Schräg vorwärts hatte sie eingeparkt. So wie es alle tun, wie sie es seit Jahren kennt. Doch als Pia Wippermann zurückkam zu ihrem Auto, hing ein Knöllchen an der Windschutzscheibe.
55 Euro muss Wippermann bezahlen – und nicht nur sie. „Die ganze Reihe war betroffen“, erklärt sie. Denn nur im mittleren Teil der Liebigstraße ist das Schrägparken erlaubt. Direkt am „Schönes Leben“ oder weiter hinten an der Grundschule ist es verboten.
„Seit zwei Wochen“
„Seit circa zwei Wochen werden täglich übermäßig viele Knöllchen verteilt“, sagt Wippermann. Ohne Vorwarnung und vor allem gerade jetzt, wo alles ohnehin so teuer geworden sei. Genau darüber ärgert sich auch Franciska Scholz.
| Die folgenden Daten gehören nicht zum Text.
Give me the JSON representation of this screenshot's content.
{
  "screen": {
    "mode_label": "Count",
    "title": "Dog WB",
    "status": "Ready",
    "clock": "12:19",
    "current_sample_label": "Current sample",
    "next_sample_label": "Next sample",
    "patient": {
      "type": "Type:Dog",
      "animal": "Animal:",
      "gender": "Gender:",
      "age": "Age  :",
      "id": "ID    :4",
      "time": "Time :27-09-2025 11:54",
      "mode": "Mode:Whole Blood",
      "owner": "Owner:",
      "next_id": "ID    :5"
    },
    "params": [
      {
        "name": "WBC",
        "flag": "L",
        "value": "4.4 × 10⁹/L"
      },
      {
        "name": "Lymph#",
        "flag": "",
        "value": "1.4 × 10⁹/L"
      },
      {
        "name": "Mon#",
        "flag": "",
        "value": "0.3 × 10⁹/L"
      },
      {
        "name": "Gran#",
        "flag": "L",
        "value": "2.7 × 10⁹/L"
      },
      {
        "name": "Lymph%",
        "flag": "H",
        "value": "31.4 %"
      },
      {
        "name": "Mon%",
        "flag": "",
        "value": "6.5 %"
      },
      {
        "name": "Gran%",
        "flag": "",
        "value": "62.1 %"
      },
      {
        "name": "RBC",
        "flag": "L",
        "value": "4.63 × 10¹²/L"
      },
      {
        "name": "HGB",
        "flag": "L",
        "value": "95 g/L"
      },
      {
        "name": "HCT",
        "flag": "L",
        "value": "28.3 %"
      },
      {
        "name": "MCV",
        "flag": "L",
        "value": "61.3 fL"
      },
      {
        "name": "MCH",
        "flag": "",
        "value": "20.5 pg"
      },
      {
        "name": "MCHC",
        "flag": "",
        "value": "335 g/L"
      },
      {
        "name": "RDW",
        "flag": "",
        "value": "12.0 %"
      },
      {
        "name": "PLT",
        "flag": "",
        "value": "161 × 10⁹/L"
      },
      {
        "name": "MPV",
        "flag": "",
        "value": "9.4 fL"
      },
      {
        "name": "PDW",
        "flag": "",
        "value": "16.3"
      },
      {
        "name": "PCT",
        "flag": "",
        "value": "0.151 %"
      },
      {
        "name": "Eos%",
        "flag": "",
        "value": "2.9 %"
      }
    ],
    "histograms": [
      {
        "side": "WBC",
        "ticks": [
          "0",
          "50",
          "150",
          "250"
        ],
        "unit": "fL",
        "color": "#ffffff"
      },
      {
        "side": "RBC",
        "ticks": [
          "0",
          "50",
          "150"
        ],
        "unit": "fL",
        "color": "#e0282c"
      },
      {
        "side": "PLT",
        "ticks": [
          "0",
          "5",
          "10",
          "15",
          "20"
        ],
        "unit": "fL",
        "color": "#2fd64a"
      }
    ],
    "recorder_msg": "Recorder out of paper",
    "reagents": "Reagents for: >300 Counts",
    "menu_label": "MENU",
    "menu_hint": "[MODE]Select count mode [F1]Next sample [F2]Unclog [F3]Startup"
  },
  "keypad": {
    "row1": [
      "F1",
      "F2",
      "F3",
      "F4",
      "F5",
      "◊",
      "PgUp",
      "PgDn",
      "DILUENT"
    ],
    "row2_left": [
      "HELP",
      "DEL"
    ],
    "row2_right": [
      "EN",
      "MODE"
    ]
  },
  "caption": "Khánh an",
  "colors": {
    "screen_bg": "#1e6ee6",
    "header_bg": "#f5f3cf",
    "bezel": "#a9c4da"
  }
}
Die 52-Jährige war am Freitag (11.11.) in einem Café verabredet und stellte ihr Auto an der Kreuzstraße ab. Nach dem Aussteigen habe sie noch gedacht: „Gibt es hier irgendwo ein Schild?“ Aber, in diesem Bereich zwischen „Uncle Tom’s“ und der Kreuzkirche steht keins.
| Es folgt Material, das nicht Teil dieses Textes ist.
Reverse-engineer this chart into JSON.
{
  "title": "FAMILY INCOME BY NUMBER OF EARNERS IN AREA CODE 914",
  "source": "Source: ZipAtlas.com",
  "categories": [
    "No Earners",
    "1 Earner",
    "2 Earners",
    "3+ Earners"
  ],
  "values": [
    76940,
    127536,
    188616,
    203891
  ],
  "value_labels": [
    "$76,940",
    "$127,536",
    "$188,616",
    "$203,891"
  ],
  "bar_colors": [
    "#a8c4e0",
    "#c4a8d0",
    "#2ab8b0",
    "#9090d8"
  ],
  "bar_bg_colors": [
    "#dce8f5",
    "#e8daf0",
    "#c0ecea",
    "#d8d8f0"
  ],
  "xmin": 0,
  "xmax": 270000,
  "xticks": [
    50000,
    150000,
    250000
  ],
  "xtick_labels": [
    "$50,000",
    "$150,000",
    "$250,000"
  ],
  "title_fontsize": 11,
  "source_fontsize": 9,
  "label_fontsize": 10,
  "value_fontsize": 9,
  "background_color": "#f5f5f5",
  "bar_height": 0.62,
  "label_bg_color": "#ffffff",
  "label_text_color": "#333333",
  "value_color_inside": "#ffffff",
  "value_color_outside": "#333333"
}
„Das ist kein fairer Umgang“
„Der Bürgersteig ist hier breiter als an manchen Stellen, an denen man parken darf“, sagt sie. Wo also sei das Problem, dass mehr als ein Dutzend Autos quer zur Straße stehen – die Front leicht auf dem Bürgersteig?
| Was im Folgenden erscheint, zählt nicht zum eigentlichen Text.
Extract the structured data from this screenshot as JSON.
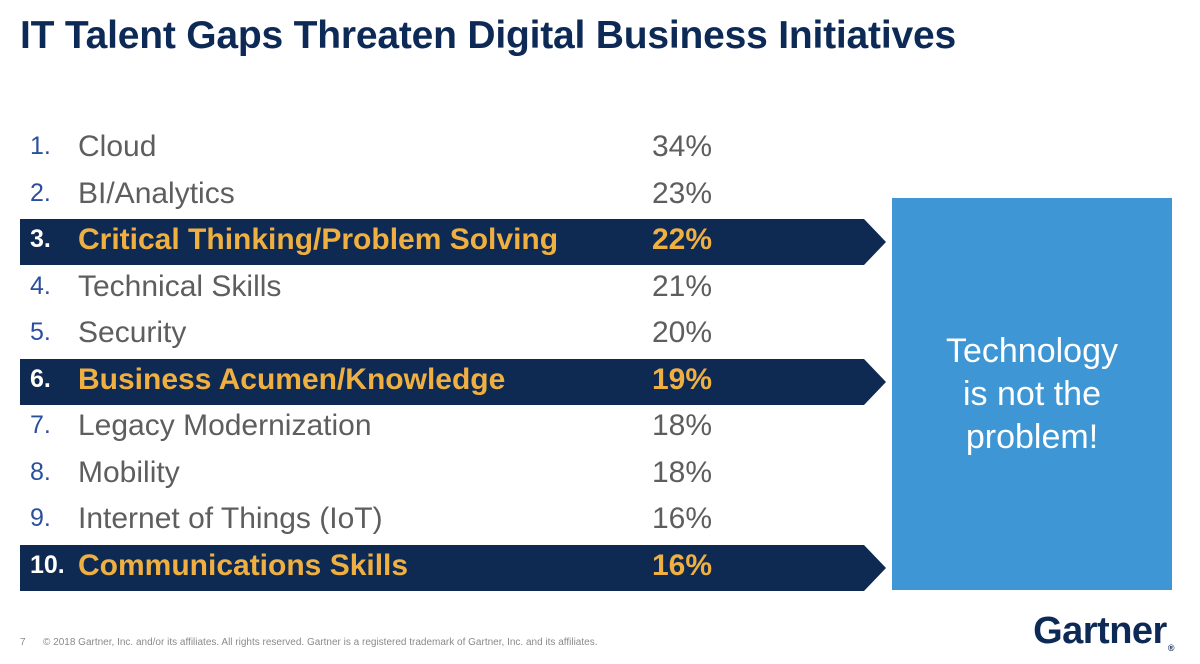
{
  "title": "IT Talent Gaps Threaten Digital Business Initiatives",
  "items": [
    {
      "num": "1.",
      "label": "Cloud",
      "pct": "34%",
      "highlight": false
    },
    {
      "num": "2.",
      "label": "BI/Analytics",
      "pct": "23%",
      "highlight": false
    },
    {
      "num": "3.",
      "label": "Critical Thinking/Problem Solving",
      "pct": "22%",
      "highlight": true
    },
    {
      "num": "4.",
      "label": "Technical Skills",
      "pct": "21%",
      "highlight": false
    },
    {
      "num": "5.",
      "label": "Security",
      "pct": "20%",
      "highlight": false
    },
    {
      "num": "6.",
      "label": "Business Acumen/Knowledge",
      "pct": "19%",
      "highlight": true
    },
    {
      "num": "7.",
      "label": "Legacy Modernization",
      "pct": "18%",
      "highlight": false
    },
    {
      "num": "8.",
      "label": "Mobility",
      "pct": "18%",
      "highlight": false
    },
    {
      "num": "9.",
      "label": "Internet of Things (IoT)",
      "pct": "16%",
      "highlight": false
    },
    {
      "num": "10.",
      "label": "Communications Skills",
      "pct": "16%",
      "highlight": true
    }
  ],
  "callout": {
    "line1": "Technology",
    "line2": "is not the",
    "line3": "problem!"
  },
  "footer": {
    "page": "7",
    "copyright": "© 2018 Gartner, Inc. and/or its affiliates. All rights reserved. Gartner is a registered trademark of Gartner, Inc. and its affiliates."
  },
  "logo": {
    "text": "Gartner",
    "mark": "®"
  },
  "colors": {
    "title": "#0d2a57",
    "highlight_bg": "#0e2a52",
    "highlight_text": "#f0b041",
    "callout_bg": "#3e96d4"
  }
}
„Ich soll 55 Euro zahlen wegen Behinderung des Gehwegs.“ Scholz schüttelt den Kopf: „Das ist kein fairer Umgang.“ Erstaunt ist auch Gudrun Heue, Inhaberin von Blumen Immergrün – also des Ladens, vor dem Franciska Scholz geparkt hatte.
An mehreren Tagen hintereinander seien die Mitarbeiter des Ordnungsamtes gekommen. Auf Diskussionen hätte sich da auch keiner eingelassen. „Zum Glück hatte ich an dem Morgen, nachdem ich vom Großmarkt gekommen hatte und ausgeladen hatte, mein Auto noch woanders abgestellt.“
„Wo sollen wir denn hin?“
„Wenn sich das Ordnungsamt auf ‚echte‘ Parksünder konzentrieren würde, hätte vermutlich niemand was dagegen einzuwenden“, pflichtet eine Anwohnerin der Arneckestraße bei. Dort gab es ebenso Knöllchen wie in vielen weiteren Straßen zwischen Vinckeplatz und Sonnenstraße. „Aber wo sollen wir denn hin?“, fragt Pia Wippermann.
Kurz nach dem ersten bekam sie ihr zweites Knöllchen – wieder 55 Euro. „Da bin ich zum Ordnungsamt gegangen und habe gefragt, warum man jetzt so stark kontrolliert.“ Die Antwort, die sie bekam, deckt sich mit dem, was Stadtsprecher Maximilian Löchter auf Anfrage erklärt.

Stadt; „Vermehrt Beschwerden“
„Aus den kontrollierten Bereichen liegen aktuell vermehrt Bürgerbeschwerden vor.“ Das „verkehrsordnungswidrige Parken im Bereich Liebigstraße“ sei „verstärkt bemängelt“ worden. Das Schrägparken „vermindert den Abstand zwischen Fahrzeug und Hauswand, sodass die Bürger den Bereich nicht mehr ohne Problem nutzen können.“
Dass das lange Zeit geduldet worden sei – das sieht die Stadt anders. „In früheren Zeiten“ habe man das „durchaus auch sanktioniert“. Einerseits, so Löchter, „liegen die Kontrollen des Gehwegparkens etwas zurück“. Andererseits „finden Kontrollen des Kreuzviertels durchaus öfter statt“.
Regelungen „eindeutig“?
Dass Autofahrer nicht wüssten, wie sie parken dürfen und wie nicht – das bezweifelt die Stadt ebenfalls: „Aus den Rückmeldungen ist erkennbar, dass die Fahrzeugführenden durchaus um die korrekte Parkweise wissen“, so Löchter. Die Regelungen seien „eindeutig“.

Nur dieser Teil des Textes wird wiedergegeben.